6.25.2009

Three things


1. People were surprised when he did what he did as a freshman. People were surprised when he did what he did as a sophomore. People were surprised when he did what he did as a junior.

When will people stop being surprised?

2. Here’s what I wrote the week after he decided to leave school and go pro:

Stephen made the logical decision. He made the prudent decision. He made a serious decision, and he made it in a serious way.


Some people were bothered by it. Some people thought it was the wrong decision.

Does anybody still think that?

He made the smart decision.

Over these last couple months, though, at the combine in Chicago, then in his workouts in Charlotte, New York, Washington and Sacramento, the better he played, the smarter that decision became.

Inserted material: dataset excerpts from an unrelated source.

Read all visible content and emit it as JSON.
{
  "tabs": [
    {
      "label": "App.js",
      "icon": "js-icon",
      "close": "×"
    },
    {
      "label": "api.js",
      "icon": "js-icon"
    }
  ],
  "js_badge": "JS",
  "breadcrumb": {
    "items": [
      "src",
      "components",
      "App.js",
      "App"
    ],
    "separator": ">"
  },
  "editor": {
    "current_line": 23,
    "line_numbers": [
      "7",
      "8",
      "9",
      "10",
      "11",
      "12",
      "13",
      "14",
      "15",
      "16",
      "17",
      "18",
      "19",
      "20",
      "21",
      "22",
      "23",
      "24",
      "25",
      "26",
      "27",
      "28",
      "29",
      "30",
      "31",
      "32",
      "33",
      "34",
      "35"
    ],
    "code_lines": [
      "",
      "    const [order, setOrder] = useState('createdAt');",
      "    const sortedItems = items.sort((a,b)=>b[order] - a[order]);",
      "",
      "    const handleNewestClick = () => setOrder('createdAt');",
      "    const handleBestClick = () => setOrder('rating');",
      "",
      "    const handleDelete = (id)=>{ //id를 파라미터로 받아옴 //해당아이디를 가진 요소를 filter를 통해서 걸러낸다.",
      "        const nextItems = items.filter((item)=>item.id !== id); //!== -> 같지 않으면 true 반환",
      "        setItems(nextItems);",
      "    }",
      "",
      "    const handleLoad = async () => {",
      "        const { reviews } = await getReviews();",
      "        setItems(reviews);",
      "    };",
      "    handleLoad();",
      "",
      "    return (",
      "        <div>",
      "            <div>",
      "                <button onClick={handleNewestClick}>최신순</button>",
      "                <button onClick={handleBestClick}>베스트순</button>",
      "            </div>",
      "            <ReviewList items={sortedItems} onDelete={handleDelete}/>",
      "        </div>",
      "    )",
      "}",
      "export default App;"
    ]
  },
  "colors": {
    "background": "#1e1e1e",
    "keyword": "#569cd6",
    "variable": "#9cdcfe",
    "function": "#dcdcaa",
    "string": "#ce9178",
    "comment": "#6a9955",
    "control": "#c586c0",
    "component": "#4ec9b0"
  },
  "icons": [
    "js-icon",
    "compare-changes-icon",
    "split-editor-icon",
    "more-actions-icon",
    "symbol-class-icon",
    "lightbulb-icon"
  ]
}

3. I think part of why I’m so looking forward to tonight is that it’s not at all an end to Stephen Curry’s Davidson story. It’s like everything else: a continuation.

The way I see Davidson College’s ongoing basketball narrative, it starts at Exit 30, always has, always will, at Belk, at the Brick House, on DavidsonCats.com, but then it radiates out from there, to the alums playing in Belgium or Germany or France, to the folks watching games on the video feed on laptop screens in Boston or San Francisco or Corpus Christi, to that red-lettered string of engaged, interested observers on the top of the message board.

Next year, there presumably will be a night or two or three when there’s a game at Belk, and Matt’s got a game up in Elon, and Stephen’s got a game in Chicago or Miami or Minneapolis, and any number of the fistfuls of the program’s pros are playing games overseas.

And there will be a group of people, maybe relatively small but certainly with purpose, who will care about all of those things.

It speaks, I think, to what’s been built over the last 20 years.